As they work daily with students, Kurz and Duncan see the importance of motivational techniques for students. Duncan, a University Counselor at SAGU, says that he and Kurz chose a topic that could be of potential benefit for the university context.
“College students are often transitioning to adulthood, moving away from dependence on parents, and seeking to make their own decisions on based on their own values, goals, and merits," says Duncan. “Attempting to make college students change through extrinsic motivation will often result in short-lived successes. MI provides the opportunity for students to experience better long-term outcomes.”
As a Counseling Educator, Kurz says that she discusses motivation with students by encouraging them to balance their commitments and take ownership over deadlines. “It doesn’t have to be a heavy weight, but it can be something that propels them and motivates them to move forward,” Kurz says. “Giving them the power back, asking them what they are going to do about it, and helping them feel like they own it, it can help to foster autonomy.”
In addition to presenting together, both Dr. Kurz and Duncan led separate presentations during the conference. Dr. Kurz presented, “Creative Interventions Toolbox: Counseling Children and Adolescents.” This session was live-streamed and between 375-400 conference participants were in attendance. Kurz, who teaches the Counseling Children and Adolescence course at SAGU, says that the goal of her individual presentation was to equip counselors with practical tools and theory-based evidence for their interventions with students.

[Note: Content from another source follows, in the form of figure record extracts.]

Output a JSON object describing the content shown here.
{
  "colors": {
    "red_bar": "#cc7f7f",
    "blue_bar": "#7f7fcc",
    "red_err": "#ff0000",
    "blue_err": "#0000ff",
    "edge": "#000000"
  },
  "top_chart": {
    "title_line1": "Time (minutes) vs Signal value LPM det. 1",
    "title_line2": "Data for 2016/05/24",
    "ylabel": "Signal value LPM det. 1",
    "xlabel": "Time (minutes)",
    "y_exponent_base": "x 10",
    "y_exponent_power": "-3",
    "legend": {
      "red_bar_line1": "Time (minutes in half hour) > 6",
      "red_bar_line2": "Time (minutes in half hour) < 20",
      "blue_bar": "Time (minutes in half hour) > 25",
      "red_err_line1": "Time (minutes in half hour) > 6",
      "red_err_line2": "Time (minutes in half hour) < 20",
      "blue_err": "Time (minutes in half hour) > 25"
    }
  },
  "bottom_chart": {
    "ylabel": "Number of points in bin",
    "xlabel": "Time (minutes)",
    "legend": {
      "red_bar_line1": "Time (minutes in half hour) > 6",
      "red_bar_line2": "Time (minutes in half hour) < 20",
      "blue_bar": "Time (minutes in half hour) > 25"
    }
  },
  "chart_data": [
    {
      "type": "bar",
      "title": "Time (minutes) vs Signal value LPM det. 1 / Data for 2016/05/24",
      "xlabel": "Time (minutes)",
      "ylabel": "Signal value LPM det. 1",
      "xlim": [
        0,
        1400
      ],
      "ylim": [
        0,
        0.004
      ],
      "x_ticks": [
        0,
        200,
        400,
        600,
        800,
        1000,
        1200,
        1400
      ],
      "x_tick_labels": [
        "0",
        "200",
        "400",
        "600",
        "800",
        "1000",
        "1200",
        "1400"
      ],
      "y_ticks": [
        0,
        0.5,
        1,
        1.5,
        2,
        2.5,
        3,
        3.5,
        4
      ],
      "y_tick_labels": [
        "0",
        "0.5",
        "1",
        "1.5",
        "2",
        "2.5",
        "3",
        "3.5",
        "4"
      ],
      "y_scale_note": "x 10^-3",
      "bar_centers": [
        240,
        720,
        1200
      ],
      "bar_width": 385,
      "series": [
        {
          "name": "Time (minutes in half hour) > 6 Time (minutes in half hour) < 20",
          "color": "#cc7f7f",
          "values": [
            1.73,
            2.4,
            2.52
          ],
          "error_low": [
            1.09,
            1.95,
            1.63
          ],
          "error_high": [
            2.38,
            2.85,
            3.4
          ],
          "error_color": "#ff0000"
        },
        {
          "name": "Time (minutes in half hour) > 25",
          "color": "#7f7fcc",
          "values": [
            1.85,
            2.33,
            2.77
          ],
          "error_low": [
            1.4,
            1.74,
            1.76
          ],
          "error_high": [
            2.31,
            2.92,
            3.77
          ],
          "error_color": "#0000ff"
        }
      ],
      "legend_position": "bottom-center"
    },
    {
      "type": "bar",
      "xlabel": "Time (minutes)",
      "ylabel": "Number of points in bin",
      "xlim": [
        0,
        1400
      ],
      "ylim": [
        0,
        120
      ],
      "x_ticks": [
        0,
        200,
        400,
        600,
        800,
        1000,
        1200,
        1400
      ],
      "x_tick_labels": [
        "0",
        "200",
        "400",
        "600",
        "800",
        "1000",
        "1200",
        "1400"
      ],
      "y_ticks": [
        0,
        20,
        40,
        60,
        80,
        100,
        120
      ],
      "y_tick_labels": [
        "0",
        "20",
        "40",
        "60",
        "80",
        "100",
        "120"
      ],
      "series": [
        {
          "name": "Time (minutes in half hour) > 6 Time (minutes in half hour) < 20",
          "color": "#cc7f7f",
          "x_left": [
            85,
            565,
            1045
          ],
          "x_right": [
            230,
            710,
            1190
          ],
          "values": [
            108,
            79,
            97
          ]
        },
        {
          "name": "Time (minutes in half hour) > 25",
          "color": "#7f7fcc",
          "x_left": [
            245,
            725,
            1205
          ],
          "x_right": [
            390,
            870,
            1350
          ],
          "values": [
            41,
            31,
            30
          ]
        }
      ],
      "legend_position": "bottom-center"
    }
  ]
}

Duncan’s second presentation on “Ethical Decision Making for Professional Counselors: Social Media, Electronic Communication, and Counseling Websites” was a collaborative effort with his doctoral cohort and professors from Texas Tech University. Duncan says that the internet can pose challenges to maintaining client confidentiality and professional boundaries between counselors and their clients. The purpose of the session was to focus on the importance of maintaining the ethical practice.
The participant response to Kurz and Duncan’s sessions was extremely positive. Duncan’s individual session prompted valuable discussions regarding the profession, and Kurz was approached by multiple participants, thanking her for her practical approach to applying theories. Duncan says that following their collaborative MI session, “Many expressed appreciation how the presentation gave them a ‘taste of MI’ and left them wanting to pursue more information and training.”
Both Kurz and Duncan say it was an honor to represent SAGU and have future hopes to turn their research on MI into a publication.